When you speak, the G2 lens shows your transcript immediately — frame type 0x02 fires as soon as STT finishes, before the LLM even starts processing. You see what Milo heard. If the transcript is wrong, you know before it acts on bad input.

After the LLM responds, the response text appears on the lens simultaneously with audio playback through AirPods. Read or listen. Both work.

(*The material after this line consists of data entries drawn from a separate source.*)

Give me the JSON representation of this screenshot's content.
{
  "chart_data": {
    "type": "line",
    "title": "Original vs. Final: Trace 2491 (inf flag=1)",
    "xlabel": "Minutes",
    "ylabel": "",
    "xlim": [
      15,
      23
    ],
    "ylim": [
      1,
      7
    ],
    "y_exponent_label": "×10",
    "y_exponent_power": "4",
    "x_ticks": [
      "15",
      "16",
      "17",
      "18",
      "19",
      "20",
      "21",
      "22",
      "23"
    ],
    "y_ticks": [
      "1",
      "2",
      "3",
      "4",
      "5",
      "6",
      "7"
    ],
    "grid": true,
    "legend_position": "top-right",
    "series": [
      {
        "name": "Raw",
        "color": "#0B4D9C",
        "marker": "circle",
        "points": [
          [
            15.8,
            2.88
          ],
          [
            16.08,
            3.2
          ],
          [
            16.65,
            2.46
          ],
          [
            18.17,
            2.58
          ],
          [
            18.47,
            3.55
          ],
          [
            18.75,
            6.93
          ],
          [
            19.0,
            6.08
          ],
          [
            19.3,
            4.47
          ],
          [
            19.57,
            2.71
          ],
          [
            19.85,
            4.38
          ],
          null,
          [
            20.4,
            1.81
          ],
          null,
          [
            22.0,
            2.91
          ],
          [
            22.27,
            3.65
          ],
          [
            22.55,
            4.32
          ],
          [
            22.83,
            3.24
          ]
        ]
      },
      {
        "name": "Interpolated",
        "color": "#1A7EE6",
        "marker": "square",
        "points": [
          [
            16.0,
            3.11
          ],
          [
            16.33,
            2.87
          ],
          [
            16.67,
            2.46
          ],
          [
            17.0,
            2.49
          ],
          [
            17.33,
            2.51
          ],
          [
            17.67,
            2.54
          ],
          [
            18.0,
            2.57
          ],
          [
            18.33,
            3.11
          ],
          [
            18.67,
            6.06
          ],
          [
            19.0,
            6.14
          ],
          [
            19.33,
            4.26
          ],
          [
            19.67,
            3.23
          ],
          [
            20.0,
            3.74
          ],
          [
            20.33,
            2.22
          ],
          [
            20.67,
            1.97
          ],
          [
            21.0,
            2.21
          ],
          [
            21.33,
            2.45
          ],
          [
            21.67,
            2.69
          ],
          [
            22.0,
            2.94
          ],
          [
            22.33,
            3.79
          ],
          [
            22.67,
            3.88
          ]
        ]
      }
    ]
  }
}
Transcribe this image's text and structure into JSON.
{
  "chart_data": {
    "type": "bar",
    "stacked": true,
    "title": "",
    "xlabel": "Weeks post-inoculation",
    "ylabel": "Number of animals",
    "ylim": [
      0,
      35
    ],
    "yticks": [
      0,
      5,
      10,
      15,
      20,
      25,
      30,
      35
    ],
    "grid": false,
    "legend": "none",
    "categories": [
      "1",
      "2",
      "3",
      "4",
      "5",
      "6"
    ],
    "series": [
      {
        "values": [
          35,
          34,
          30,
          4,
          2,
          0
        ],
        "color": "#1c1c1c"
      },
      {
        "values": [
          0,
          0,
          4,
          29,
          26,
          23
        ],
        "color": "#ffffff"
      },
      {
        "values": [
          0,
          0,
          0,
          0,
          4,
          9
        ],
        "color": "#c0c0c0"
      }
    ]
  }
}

There's also confidence-aware routing: if STT confidence is low, the system responds with "🔄 Say again?" instead of firing the LLM call. Cheap early exit that avoids wasting inference on garbage input.

Design principle: Any real-time agentic audio interface must include a caption option. Human speaking → show partial transcripts in real time. Agent speaking → display response text simultaneously with audio. This is a baseline requirement, not a feature. Captions enable error correction, mute-and-read as a valid use mode, and transparency about what the agent understood.

Infrastructure

Mac Studio M3 Ultra (192.168.1.10) — runs the WebSocket proxy, Orpheus TTS fallback, and Milo itself
DGX Spark 2 (192.168.1.12) — Will Prowse voice clone on port 8767, LoRA training overnight
Even G2 Smart Glasses — BLE auth via 7-packet handshake on service UUID ...5450, CRC-16/CCITT packet framing
LaunchAgent — keeps the proxy alive across reboots; no PM2, no Docker, just launchd

Everything on the LAN. The only external call is Claude Haiku for inference. STT is on-device. TTS is on the Spark. The proxy is on the Mac Studio. If the internet goes down, you lose the LLM — but transcription and display still work.

What's Next

LoRA fine-tune — running overnight on Spark 2; should improve prosody and reduce reference-clip artifacts
VAD (Voice Activity Detection) — call mode without push-to-talk; the VADEngine exists but needs tuning for the AirPods mic profile
Latency optimization — the LLM TTFT (1.2-1.8s) is the bottleneck now; exploring streaming first-token to TTS before full response completes
G2 BLE auth hardening — the 7-packet handshake currently works but lacks response-based verification; needs to port the full protocol from the reverse-engineered spec

MiloBridge is open source. The pipeline runs on hardware you can buy — a Mac Studio and a DGX Spark — with no cloud dependencies except the LLM call. If you're building something similar with local voice and wearables, we'd like to hear about it.